I recently visited Barry Rubiou over at West Bay University’s Cognition Lab. There, they are working on a brand new form of instruction guided by the latest findings in neural imagining. They call this ‘Neuro-Scientific Pedagogy’ or NSP for short and it offers the potential to totally revolutionise the work of schools.

You can do this yourself with some brain clip art

Different sections of the brain highlighted in different colours.

Brain scanning studies conducted in Rubiou’s lab have demonstrated that we learn less efficiently when under extreme duress, when in physical pain or when intoxicated. We never knew this before and it totally explains why traditional forms of instruction are completely ineffective.

Rubiou’s team have also identified that our brains actually grow when we make a mistake! This happens even if we are not aware that we have made a mistake. It also happens before we have even made a mistake. This has massive implications. For instance, teachers should guide students to make as many mistakes as possible and assessments should credit mistakes more than correct answers.

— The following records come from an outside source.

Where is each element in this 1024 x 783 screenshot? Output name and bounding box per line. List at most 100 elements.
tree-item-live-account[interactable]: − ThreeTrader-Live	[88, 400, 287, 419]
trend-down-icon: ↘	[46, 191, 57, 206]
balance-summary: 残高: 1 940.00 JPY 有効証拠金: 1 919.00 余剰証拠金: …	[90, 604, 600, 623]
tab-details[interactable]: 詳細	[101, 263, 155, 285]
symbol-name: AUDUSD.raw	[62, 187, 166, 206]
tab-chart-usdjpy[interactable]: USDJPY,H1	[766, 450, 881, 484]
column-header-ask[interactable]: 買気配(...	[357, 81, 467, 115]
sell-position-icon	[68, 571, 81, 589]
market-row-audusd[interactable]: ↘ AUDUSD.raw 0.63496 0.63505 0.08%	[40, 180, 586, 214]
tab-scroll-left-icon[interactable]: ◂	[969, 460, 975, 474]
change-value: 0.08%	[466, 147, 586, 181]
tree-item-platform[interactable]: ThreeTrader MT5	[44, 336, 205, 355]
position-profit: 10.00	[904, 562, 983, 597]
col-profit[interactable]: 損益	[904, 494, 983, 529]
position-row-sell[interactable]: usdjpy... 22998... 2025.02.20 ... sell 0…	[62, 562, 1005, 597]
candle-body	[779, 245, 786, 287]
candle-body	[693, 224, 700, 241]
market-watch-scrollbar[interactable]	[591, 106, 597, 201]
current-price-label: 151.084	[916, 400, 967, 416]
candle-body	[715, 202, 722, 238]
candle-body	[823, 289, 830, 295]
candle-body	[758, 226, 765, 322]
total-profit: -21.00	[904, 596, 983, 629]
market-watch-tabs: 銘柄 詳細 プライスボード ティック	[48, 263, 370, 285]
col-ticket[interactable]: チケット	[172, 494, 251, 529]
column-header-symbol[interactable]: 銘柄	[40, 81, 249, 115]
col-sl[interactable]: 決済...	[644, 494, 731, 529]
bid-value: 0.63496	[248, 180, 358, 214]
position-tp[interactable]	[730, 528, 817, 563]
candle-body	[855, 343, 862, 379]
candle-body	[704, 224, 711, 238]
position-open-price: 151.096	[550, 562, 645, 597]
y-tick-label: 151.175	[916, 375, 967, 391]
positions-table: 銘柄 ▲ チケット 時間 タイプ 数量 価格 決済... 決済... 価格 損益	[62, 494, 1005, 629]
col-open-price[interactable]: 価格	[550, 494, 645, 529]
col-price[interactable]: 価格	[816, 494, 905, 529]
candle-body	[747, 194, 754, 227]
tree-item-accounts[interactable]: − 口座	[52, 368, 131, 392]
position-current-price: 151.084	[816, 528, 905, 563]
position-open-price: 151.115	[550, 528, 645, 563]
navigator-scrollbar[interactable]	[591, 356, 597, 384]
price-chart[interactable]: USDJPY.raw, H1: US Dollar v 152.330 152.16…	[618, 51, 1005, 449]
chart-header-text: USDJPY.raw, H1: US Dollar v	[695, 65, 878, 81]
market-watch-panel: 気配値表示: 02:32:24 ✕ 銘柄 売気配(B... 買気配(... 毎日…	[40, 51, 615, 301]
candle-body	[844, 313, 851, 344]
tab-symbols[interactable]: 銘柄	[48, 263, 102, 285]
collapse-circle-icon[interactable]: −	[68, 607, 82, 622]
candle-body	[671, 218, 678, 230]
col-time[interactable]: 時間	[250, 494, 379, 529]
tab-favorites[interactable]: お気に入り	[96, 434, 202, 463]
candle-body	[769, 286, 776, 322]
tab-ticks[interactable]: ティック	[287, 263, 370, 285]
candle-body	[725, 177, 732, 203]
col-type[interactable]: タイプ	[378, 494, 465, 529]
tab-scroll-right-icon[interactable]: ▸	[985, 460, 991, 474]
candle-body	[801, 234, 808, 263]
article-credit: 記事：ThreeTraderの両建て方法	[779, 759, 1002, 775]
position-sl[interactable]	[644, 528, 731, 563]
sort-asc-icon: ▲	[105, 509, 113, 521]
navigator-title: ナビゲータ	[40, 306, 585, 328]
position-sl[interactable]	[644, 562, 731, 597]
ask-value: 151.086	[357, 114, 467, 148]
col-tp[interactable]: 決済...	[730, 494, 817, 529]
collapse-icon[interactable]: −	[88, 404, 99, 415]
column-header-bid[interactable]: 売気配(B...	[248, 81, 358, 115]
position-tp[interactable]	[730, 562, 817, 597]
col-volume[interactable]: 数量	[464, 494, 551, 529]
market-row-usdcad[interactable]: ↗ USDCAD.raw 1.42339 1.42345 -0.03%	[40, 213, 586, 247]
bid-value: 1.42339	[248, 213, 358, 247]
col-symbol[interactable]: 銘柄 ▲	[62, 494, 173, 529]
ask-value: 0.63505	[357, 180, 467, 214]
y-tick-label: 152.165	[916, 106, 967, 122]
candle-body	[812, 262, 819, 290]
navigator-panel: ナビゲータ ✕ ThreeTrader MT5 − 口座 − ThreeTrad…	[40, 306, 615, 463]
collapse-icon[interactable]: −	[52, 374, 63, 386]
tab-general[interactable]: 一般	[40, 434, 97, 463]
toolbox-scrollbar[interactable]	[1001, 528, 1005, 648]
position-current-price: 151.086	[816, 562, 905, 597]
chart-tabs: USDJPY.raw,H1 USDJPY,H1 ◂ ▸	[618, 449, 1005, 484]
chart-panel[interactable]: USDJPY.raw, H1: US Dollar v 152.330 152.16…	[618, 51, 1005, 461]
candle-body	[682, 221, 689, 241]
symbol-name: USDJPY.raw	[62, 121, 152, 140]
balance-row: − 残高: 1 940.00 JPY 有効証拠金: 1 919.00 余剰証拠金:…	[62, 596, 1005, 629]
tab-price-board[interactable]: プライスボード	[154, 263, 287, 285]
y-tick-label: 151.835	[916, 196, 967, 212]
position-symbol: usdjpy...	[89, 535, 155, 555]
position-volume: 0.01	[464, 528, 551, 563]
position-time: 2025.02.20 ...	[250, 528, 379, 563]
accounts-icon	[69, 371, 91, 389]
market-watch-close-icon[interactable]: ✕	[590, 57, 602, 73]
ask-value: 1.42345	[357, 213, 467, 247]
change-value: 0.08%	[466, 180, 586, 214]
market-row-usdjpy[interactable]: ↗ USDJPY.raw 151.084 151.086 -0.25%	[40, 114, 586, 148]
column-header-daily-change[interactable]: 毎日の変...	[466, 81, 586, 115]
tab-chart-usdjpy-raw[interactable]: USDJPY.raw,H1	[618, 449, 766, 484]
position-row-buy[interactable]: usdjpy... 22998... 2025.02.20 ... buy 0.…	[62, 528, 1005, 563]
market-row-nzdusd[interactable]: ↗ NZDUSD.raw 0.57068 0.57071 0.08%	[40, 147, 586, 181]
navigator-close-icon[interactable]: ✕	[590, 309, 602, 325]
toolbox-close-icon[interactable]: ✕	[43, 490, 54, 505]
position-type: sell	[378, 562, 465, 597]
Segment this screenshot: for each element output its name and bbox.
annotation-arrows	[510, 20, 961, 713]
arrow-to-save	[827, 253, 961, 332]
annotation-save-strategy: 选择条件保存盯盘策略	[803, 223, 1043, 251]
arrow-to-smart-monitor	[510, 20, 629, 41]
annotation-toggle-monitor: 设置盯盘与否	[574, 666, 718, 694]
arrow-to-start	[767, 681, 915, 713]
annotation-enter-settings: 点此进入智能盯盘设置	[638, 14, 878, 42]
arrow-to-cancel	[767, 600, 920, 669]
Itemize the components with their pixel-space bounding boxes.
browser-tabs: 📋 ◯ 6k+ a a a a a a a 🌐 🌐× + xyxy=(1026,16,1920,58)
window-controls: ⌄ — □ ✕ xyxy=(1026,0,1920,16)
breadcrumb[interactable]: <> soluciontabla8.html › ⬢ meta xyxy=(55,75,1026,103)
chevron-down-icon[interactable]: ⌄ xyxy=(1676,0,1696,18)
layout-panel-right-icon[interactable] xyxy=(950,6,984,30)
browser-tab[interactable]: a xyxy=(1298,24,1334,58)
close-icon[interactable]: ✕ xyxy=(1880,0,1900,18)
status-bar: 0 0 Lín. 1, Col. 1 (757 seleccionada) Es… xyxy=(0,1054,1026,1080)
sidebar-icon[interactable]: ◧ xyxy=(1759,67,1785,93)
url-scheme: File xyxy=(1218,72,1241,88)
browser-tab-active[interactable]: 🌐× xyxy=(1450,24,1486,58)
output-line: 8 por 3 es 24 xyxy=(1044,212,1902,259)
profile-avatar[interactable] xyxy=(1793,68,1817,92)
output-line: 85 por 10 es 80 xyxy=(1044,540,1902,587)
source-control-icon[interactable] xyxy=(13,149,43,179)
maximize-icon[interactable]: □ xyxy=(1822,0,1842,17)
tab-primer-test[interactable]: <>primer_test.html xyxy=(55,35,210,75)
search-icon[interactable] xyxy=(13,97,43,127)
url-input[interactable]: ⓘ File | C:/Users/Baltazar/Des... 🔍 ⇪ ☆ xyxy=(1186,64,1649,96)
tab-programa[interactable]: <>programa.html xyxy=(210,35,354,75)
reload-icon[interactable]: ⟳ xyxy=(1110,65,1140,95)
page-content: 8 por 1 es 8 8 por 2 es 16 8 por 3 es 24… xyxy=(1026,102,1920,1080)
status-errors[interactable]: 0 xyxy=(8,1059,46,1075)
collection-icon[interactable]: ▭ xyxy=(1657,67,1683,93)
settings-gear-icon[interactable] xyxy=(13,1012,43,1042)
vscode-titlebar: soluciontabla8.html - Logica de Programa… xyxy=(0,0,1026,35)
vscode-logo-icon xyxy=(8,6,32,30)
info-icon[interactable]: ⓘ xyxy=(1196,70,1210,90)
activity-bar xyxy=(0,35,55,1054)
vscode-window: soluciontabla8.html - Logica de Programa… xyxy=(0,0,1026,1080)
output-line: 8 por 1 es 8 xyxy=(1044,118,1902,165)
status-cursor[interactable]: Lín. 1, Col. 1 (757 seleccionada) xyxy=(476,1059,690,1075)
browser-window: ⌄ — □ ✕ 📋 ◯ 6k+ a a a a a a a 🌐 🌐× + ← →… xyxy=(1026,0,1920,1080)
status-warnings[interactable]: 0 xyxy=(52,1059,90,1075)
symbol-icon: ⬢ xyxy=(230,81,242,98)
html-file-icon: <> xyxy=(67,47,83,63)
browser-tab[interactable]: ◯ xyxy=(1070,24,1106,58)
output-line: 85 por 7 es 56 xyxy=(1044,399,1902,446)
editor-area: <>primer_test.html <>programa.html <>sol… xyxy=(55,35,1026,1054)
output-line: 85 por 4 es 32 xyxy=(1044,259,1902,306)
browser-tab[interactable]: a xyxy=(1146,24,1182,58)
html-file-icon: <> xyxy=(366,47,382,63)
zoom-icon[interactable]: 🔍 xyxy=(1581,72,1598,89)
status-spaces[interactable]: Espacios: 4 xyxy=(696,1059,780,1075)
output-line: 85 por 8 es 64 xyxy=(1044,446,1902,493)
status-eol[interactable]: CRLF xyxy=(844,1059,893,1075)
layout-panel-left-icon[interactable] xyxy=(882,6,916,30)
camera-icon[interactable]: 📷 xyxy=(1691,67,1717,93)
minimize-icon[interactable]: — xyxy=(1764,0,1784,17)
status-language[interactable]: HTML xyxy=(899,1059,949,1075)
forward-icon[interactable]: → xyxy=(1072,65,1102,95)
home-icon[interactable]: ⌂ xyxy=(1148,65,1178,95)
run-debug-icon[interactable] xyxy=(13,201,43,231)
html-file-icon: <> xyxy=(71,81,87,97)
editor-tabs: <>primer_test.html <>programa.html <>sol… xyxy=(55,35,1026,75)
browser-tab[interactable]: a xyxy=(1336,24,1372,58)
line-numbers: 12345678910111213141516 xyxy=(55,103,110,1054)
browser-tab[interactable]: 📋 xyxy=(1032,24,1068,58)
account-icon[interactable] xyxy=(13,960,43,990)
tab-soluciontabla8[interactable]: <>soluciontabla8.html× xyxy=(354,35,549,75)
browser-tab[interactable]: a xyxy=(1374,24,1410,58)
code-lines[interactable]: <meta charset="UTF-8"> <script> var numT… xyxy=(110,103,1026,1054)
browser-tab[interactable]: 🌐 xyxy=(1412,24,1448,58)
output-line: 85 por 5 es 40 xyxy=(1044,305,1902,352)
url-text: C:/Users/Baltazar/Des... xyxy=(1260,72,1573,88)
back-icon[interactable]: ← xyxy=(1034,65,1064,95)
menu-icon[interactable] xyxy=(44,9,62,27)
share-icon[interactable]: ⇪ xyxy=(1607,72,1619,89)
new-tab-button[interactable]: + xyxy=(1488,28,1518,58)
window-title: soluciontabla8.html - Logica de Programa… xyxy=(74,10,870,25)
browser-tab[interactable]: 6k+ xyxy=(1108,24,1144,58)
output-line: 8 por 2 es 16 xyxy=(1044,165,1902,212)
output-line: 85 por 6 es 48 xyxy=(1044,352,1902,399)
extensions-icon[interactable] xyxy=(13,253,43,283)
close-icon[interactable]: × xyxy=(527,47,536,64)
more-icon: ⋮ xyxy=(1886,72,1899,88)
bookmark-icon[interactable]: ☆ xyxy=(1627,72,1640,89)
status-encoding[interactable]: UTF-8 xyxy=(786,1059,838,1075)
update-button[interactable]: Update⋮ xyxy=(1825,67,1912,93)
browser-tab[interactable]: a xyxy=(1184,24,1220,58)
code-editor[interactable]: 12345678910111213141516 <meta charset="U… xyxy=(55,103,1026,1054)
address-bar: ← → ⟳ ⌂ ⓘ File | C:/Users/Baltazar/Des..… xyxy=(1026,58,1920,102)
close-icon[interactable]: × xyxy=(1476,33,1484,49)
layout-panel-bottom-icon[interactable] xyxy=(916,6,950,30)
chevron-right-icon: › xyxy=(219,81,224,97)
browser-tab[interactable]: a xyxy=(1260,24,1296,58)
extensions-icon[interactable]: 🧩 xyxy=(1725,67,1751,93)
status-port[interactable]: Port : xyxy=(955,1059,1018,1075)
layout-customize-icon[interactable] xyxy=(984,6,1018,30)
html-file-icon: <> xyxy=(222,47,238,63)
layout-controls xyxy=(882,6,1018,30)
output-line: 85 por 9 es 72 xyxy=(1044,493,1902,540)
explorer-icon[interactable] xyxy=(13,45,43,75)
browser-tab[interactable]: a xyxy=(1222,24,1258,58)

But this isn’t all. Rubiou is set on developing a totally new and unique pedagogy. He thinks that because of neurons, children should not be taught artificial procedures. “We know from scans that the brain privileges narrative,” he explains. So, instead of teaching children maths, we should consider embedding a maths problem in a story about a duck and a briefcase. Students will then use their own strategies to solve the problem; a problem that will now be irresistible. After all, that’s what real mathematicians do – it’s how Newton made-up calculus!

So watch this space. The neuroscience revolution is set to utterly change the education landscape. Expect more ideas that you’ve never heard about before and that nobody can disagree with because brain scans.